Lincoln Tan is the New Zealand Herald’s diversity, ethnic affairs and immigration senior reporter.

Age-gap couple head south for work, love

Balwinder Singh and Glyn Kessell-Singh. Photo / Brett Phibbs
Balwinder Singh and Glyn Kessell-Singh. Photo / Brett Phibbs

A couple embroiled in a battle with Immigration to prove their love is real are moving to the South Island to keep their dream of remaining in the country alive.

Indian national Balwinder Singh, 22, had his application for a work visa under the partnership category declined because the agency did not believe his marriage to 59-year-old Kiwi Glyn Kessell was genuine and stable.

The former Vodafone business specialist said his inability to work because he was without a visa had left them in a "serious financial situation".

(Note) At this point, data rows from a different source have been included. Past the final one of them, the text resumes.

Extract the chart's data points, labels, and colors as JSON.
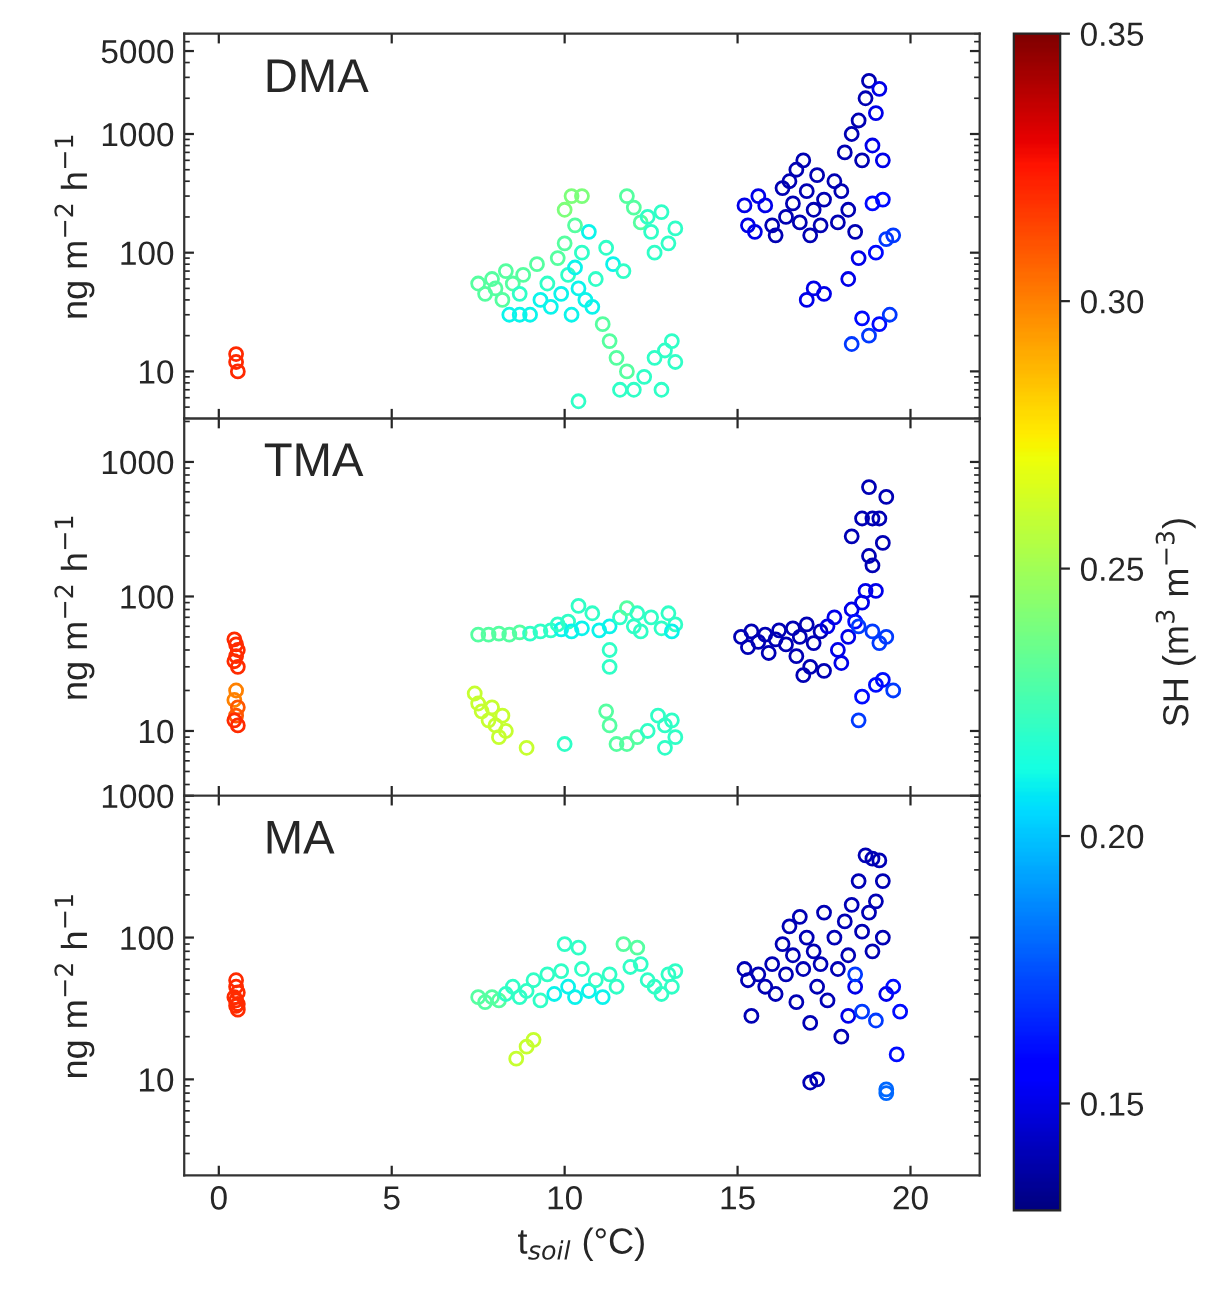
{
  "chart_data": [
    {
      "type": "scatter",
      "annotations": [
        "DMA"
      ],
      "ylabel": "ng m$^{−2}$ h$^{−1}$",
      "log": "y",
      "marker": "circle",
      "tick_labels": "y",
      "xlim": [
        -1,
        22
      ],
      "xticks": [
        0,
        5,
        10,
        15,
        20
      ],
      "ylim": [
        4,
        7000
      ],
      "yticks": [
        10,
        100,
        1000,
        5000
      ],
      "clim": [
        0.13,
        0.35
      ],
      "clabel": "SH (m$^{3}$ m$^{−3}$)",
      "cticks": [
        {
          "value": 0.15,
          "label": "0.15"
        },
        {
          "value": 0.2,
          "label": "0.20"
        },
        {
          "value": 0.25,
          "label": "0.25"
        },
        {
          "value": 0.3,
          "label": "0.30"
        },
        {
          "value": 0.35,
          "label": "0.35"
        }
      ],
      "series": [
        {
          "x": [
            0.5,
            0.5,
            0.55,
            7.5,
            7.7,
            7.9,
            8.0,
            8.2,
            8.3,
            8.5,
            8.7,
            8.8,
            8.4,
            8.7,
            9.0,
            9.2,
            9.3,
            9.5,
            9.6,
            9.8,
            9.9,
            10.0,
            10.1,
            10.2,
            10.3,
            10.4,
            10.5,
            10.6,
            10.7,
            10.8,
            10.9,
            10.2,
            10.5,
            10.0,
            10.3,
            11.2,
            11.4,
            11.1,
            11.3,
            11.5,
            11.8,
            12.0,
            11.6,
            12.3,
            12.6,
            12.9,
            13.2,
            13.1,
            12.8,
            10.4,
            11.8,
            12.0,
            12.2,
            12.5,
            12.8,
            13.0,
            13.2,
            12.6,
            11.7,
            12.4,
            15.2,
            15.3,
            15.5,
            15.6,
            15.8,
            16.0,
            16.1,
            16.3,
            16.4,
            16.5,
            16.6,
            16.7,
            16.8,
            16.9,
            17.0,
            17.1,
            17.2,
            17.3,
            17.4,
            17.5,
            17.0,
            17.2,
            17.5,
            17.8,
            17.9,
            18.0,
            18.1,
            18.2,
            18.3,
            18.4,
            18.5,
            18.6,
            18.7,
            18.8,
            18.9,
            19.0,
            19.1,
            19.2,
            18.5,
            18.2,
            18.9,
            19.2,
            19.3,
            19.5,
            18.6,
            18.8,
            19.1,
            18.3,
            19.4,
            19.0
          ],
          "values": [
            14,
            12,
            10,
            55,
            45,
            60,
            50,
            40,
            70,
            55,
            45,
            65,
            30,
            30,
            30,
            80,
            40,
            55,
            35,
            90,
            45,
            120,
            65,
            30,
            75,
            50,
            100,
            40,
            150,
            35,
            60,
            300,
            300,
            230,
            170,
            110,
            80,
            25,
            18,
            13,
            10,
            7,
            7,
            9,
            13,
            15,
            12,
            18,
            7,
            5.6,
            300,
            240,
            180,
            150,
            220,
            120,
            160,
            100,
            70,
            200,
            250,
            170,
            150,
            300,
            250,
            170,
            140,
            350,
            200,
            400,
            260,
            500,
            180,
            600,
            330,
            140,
            230,
            450,
            170,
            280,
            40,
            50,
            45,
            400,
            180,
            330,
            700,
            230,
            1000,
            150,
            1300,
            600,
            2000,
            2800,
            800,
            1500,
            2400,
            600,
            90,
            60,
            260,
            280,
            130,
            140,
            28,
            20,
            25,
            17,
            30,
            100
          ],
          "cvalues": [
            0.32,
            0.32,
            0.32,
            0.23,
            0.23,
            0.23,
            0.23,
            0.23,
            0.23,
            0.23,
            0.22,
            0.23,
            0.21,
            0.21,
            0.21,
            0.23,
            0.21,
            0.22,
            0.21,
            0.23,
            0.21,
            0.23,
            0.22,
            0.21,
            0.21,
            0.21,
            0.22,
            0.21,
            0.21,
            0.21,
            0.22,
            0.24,
            0.24,
            0.24,
            0.23,
            0.22,
            0.21,
            0.23,
            0.23,
            0.23,
            0.23,
            0.22,
            0.22,
            0.22,
            0.22,
            0.22,
            0.22,
            0.22,
            0.22,
            0.22,
            0.23,
            0.23,
            0.23,
            0.22,
            0.22,
            0.22,
            0.22,
            0.22,
            0.22,
            0.22,
            0.15,
            0.15,
            0.15,
            0.15,
            0.15,
            0.14,
            0.14,
            0.14,
            0.14,
            0.14,
            0.14,
            0.14,
            0.14,
            0.14,
            0.14,
            0.14,
            0.14,
            0.14,
            0.14,
            0.14,
            0.15,
            0.15,
            0.15,
            0.14,
            0.14,
            0.14,
            0.14,
            0.14,
            0.14,
            0.14,
            0.14,
            0.14,
            0.14,
            0.14,
            0.15,
            0.15,
            0.15,
            0.15,
            0.15,
            0.15,
            0.16,
            0.16,
            0.17,
            0.17,
            0.16,
            0.17,
            0.16,
            0.17,
            0.17,
            0.16
          ]
        }
      ]
    },
    {
      "type": "scatter",
      "annotations": [
        "TMA"
      ],
      "ylabel": "ng m$^{−2}$ h$^{−1}$",
      "log": "y",
      "marker": "circle",
      "tick_labels": "y",
      "xlim": [
        -1,
        22
      ],
      "xticks": [
        0,
        5,
        10,
        15,
        20
      ],
      "ylim": [
        3.3,
        2100
      ],
      "yticks": [
        10,
        100,
        1000
      ],
      "series": [
        {
          "x": [
            0.45,
            0.5,
            0.55,
            0.5,
            0.45,
            0.55,
            0.5,
            0.45,
            0.55,
            0.5,
            0.45,
            0.55,
            7.4,
            7.5,
            7.6,
            7.8,
            7.9,
            8.0,
            8.2,
            8.3,
            8.1,
            8.9,
            7.5,
            7.8,
            8.1,
            8.4,
            8.7,
            9.0,
            9.3,
            9.6,
            9.9,
            10.1,
            10.2,
            10.4,
            10.5,
            10.8,
            11.0,
            11.3,
            11.6,
            11.8,
            12.0,
            12.2,
            12.5,
            12.8,
            13.0,
            13.2,
            13.1,
            11.3,
            11.3,
            12.1,
            9.8,
            11.2,
            11.3,
            11.5,
            11.8,
            12.1,
            12.4,
            12.7,
            12.9,
            13.1,
            12.9,
            13.2,
            10.0,
            15.1,
            15.3,
            15.4,
            15.6,
            15.8,
            15.9,
            16.1,
            16.2,
            16.4,
            16.6,
            16.7,
            16.8,
            17.0,
            17.1,
            17.2,
            17.4,
            17.5,
            17.6,
            17.8,
            17.9,
            18.0,
            18.2,
            18.3,
            18.4,
            18.6,
            18.7,
            18.5,
            18.9,
            19.1,
            19.3,
            19.0,
            18.8,
            18.9,
            18.6,
            18.9,
            19.1,
            18.3,
            18.8,
            19.3,
            19.2,
            19.0,
            18.6,
            19.2,
            19.5,
            18.5,
            16.9
          ],
          "values": [
            48,
            44,
            40,
            36,
            33,
            30,
            20,
            17,
            15,
            13,
            12,
            11,
            19,
            16,
            14,
            12,
            15,
            11,
            13,
            10,
            9,
            7.5,
            52,
            52,
            53,
            52,
            54,
            53,
            55,
            56,
            57,
            65,
            55,
            85,
            58,
            75,
            56,
            60,
            70,
            82,
            60,
            55,
            70,
            58,
            75,
            62,
            55,
            40,
            30,
            75,
            62,
            14,
            11,
            8,
            8,
            9,
            10,
            13,
            11,
            12,
            7.5,
            9,
            8,
            50,
            42,
            55,
            46,
            52,
            38,
            48,
            56,
            44,
            58,
            36,
            50,
            62,
            30,
            45,
            55,
            28,
            60,
            70,
            40,
            32,
            50,
            80,
            65,
            90,
            110,
            60,
            55,
            45,
            50,
            110,
            200,
            170,
            380,
            380,
            380,
            280,
            650,
            550,
            250,
            22,
            18,
            24,
            20,
            12,
            26
          ],
          "colors": [
            "#ff2b00",
            "#ff2b00",
            "#ff2b00",
            "#ff2b00",
            "#ff2b00",
            "#ff2b00",
            "#ff8100",
            "#ff8100",
            "#ff5700",
            "#ff5700",
            "#ff2b00",
            "#ff2b00",
            "#c6ff30",
            "#c6ff30",
            "#c6ff30",
            "#c6ff30",
            "#c6ff30",
            "#c6ff30",
            "#c6ff30",
            "#c6ff30",
            "#c6ff30",
            "#c6ff30",
            "#56ffa1",
            "#56ffa1",
            "#56ffa1",
            "#56ffa1",
            "#56ffa1",
            "#30ffc6",
            "#30ffc6",
            "#30ffc6",
            "#0bf3eb",
            "#30ffc6",
            "#0bf3eb",
            "#30ffc6",
            "#0bf3eb",
            "#30ffc6",
            "#0bf3eb",
            "#0bf3eb",
            "#30ffc6",
            "#56ffa1",
            "#30ffc6",
            "#30ffc6",
            "#30ffc6",
            "#30ffc6",
            "#30ffc6",
            "#30ffc6",
            "#0bf3eb",
            "#30ffc6",
            "#30ffc6",
            "#30ffc6",
            "#30ffc6",
            "#56ffa1",
            "#56ffa1",
            "#56ffa1",
            "#56ffa1",
            "#56ffa1",
            "#30ffc6",
            "#30ffc6",
            "#30ffc6",
            "#30ffc6",
            "#30ffc6",
            "#30ffc6",
            "#30ffc6",
            "#0000b4",
            "#0000b4",
            "#0000b4",
            "#0000b4",
            "#0000b4",
            "#0000b4",
            "#0000b4",
            "#0000b4",
            "#0000b4",
            "#0000b4",
            "#0000b4",
            "#0000b4",
            "#0000b4",
            "#0000b4",
            "#0000b4",
            "#0000b4",
            "#0000b4",
            "#0000e9",
            "#0000e9",
            "#0000e9",
            "#0000e9",
            "#0000e9",
            "#0000e9",
            "#000bff",
            "#0000e9",
            "#0000e9",
            "#003aff",
            "#003aff",
            "#003aff",
            "#003aff",
            "#0000e9",
            "#0000b4",
            "#0000b4",
            "#0000b4",
            "#0000b4",
            "#0000b4",
            "#0000b4",
            "#0000b4",
            "#0000b4",
            "#0000b4",
            "#000bff",
            "#000bff",
            "#000bff",
            "#003aff",
            "#003aff",
            "#0000b4"
          ]
        }
      ]
    },
    {
      "type": "scatter",
      "annotations": [
        "MA"
      ],
      "ylabel": "ng m$^{−2}$ h$^{−1}$",
      "xlabel": "t$_{soil}$ (°C)",
      "log": "y",
      "marker": "circle",
      "xlim": [
        -1,
        22
      ],
      "xticks": [
        0,
        5,
        10,
        15,
        20
      ],
      "ylim": [
        2.1,
        1000
      ],
      "yticks": [
        10,
        100,
        1000
      ],
      "series": [
        {
          "x": [
            0.5,
            0.5,
            0.55,
            0.45,
            0.5,
            0.55,
            0.5,
            0.55,
            8.6,
            8.9,
            9.1,
            7.5,
            7.7,
            7.9,
            8.1,
            8.3,
            8.5,
            8.7,
            8.9,
            9.1,
            9.3,
            9.5,
            9.7,
            9.9,
            10.0,
            10.1,
            10.3,
            10.4,
            10.5,
            10.7,
            10.9,
            11.1,
            11.3,
            11.5,
            11.7,
            11.9,
            12.1,
            12.2,
            12.4,
            12.6,
            12.8,
            13.0,
            13.2,
            13.1,
            15.2,
            15.3,
            15.4,
            15.6,
            15.8,
            16.0,
            16.1,
            16.3,
            16.4,
            16.5,
            16.6,
            16.7,
            16.8,
            16.9,
            17.0,
            17.1,
            17.2,
            17.3,
            17.4,
            17.5,
            17.6,
            17.8,
            17.9,
            18.0,
            18.1,
            18.2,
            18.3,
            18.4,
            18.5,
            18.6,
            18.7,
            18.9,
            19.1,
            19.2,
            19.0,
            18.8,
            19.2,
            19.3,
            19.5,
            19.7,
            18.9,
            17.1,
            17.3,
            18.2,
            18.6,
            19.0,
            19.3,
            19.3,
            19.6,
            18.4
          ],
          "values": [
            50,
            45,
            41,
            38,
            36,
            34,
            33,
            31,
            14,
            17,
            19,
            38,
            35,
            38,
            36,
            40,
            45,
            38,
            42,
            50,
            36,
            55,
            40,
            58,
            90,
            45,
            38,
            85,
            60,
            42,
            50,
            38,
            55,
            45,
            90,
            62,
            85,
            65,
            50,
            45,
            40,
            55,
            58,
            45,
            60,
            50,
            28,
            55,
            45,
            65,
            40,
            90,
            55,
            120,
            75,
            35,
            140,
            60,
            100,
            25,
            80,
            45,
            65,
            150,
            36,
            100,
            60,
            20,
            130,
            75,
            170,
            45,
            250,
            110,
            380,
            360,
            350,
            250,
            180,
            150,
            100,
            40,
            45,
            30,
            80,
            9.5,
            10,
            28,
            30,
            26,
            8.5,
            8,
            15,
            55
          ],
          "colors": [
            "#ff2b00",
            "#ff2b00",
            "#ff2b00",
            "#ff2b00",
            "#ff2b00",
            "#ff2b00",
            "#ff2b00",
            "#ff2b00",
            "#c6ff30",
            "#c6ff30",
            "#c6ff30",
            "#56ffa1",
            "#56ffa1",
            "#56ffa1",
            "#56ffa1",
            "#30ffc6",
            "#30ffc6",
            "#30ffc6",
            "#30ffc6",
            "#30ffc6",
            "#30ffc6",
            "#30ffc6",
            "#0bf3eb",
            "#30ffc6",
            "#30ffc6",
            "#0bf3eb",
            "#0bf3eb",
            "#30ffc6",
            "#30ffc6",
            "#0bf3eb",
            "#30ffc6",
            "#0bf3eb",
            "#30ffc6",
            "#30ffc6",
            "#56ffa1",
            "#30ffc6",
            "#56ffa1",
            "#30ffc6",
            "#30ffc6",
            "#30ffc6",
            "#30ffc6",
            "#30ffc6",
            "#30ffc6",
            "#30ffc6",
            "#0000b4",
            "#0000b4",
            "#0000b4",
            "#0000b4",
            "#0000b4",
            "#0000b4",
            "#0000b4",
            "#0000b4",
            "#0000b4",
            "#0000b4",
            "#0000b4",
            "#0000b4",
            "#0000b4",
            "#0000b4",
            "#0000b4",
            "#0000b4",
            "#0000b4",
            "#0000b4",
            "#0000b4",
            "#0000b4",
            "#0000b4",
            "#0000b4",
            "#0000b4",
            "#0000b4",
            "#0000b4",
            "#0000b4",
            "#0000b4",
            "#0000e9",
            "#0000b4",
            "#0000b4",
            "#0000b4",
            "#0000b4",
            "#0000b4",
            "#0000b4",
            "#0000b4",
            "#0000b4",
            "#0000b4",
            "#0000e9",
            "#000bff",
            "#000bff",
            "#0000b4",
            "#0000b4",
            "#0000b4",
            "#0000e9",
            "#003aff",
            "#003aff",
            "#0068ff",
            "#0068ff",
            "#000bff",
            "#003aff"
          ]
        }
      ]
    }
  ]
}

"We definitely have money issues and cannot pay our rent, and at one point we were owing our landlord over $8000," Mr Singh said. "We are moving to Dunedin because my wife has been offered a job there and we are hoping that would keep us going until I get my visa."

Immigration cited Mr Singh's "significant age gap" of nearly 40 years to his wife, who turns 60 in September, as one of the reasons for denying him the work visa.

The couple met in a hairdressing salon in Glenfield last year, and their relationship progressed to intimacy within three weeks and marriage two months later. Mr Singh, also known as Ben, vowed he would "fight to the end" to prove that his relationship with his wife was real, and had borrowed $6000 from a finance company to take the case to the Immigration and Protection Tribunal.

Their landlord in Birkenhead, Linetta Walker, said their tenancy was terminated following arrears of rent and water.

Mrs Kessell-Singh told the Herald before boarding a ferry to Picton yesterday, said she had transferred the rent into the landlord's account but it would "take a few days to clear".

Immigration area manager Michael Carley said it would respond within the specified 15 working days to the complaint lodged by Mr Singh's immigration agent, Tuariki Delamere, who complained that the assessing officers had discriminated over age, culture and religion in their decisions.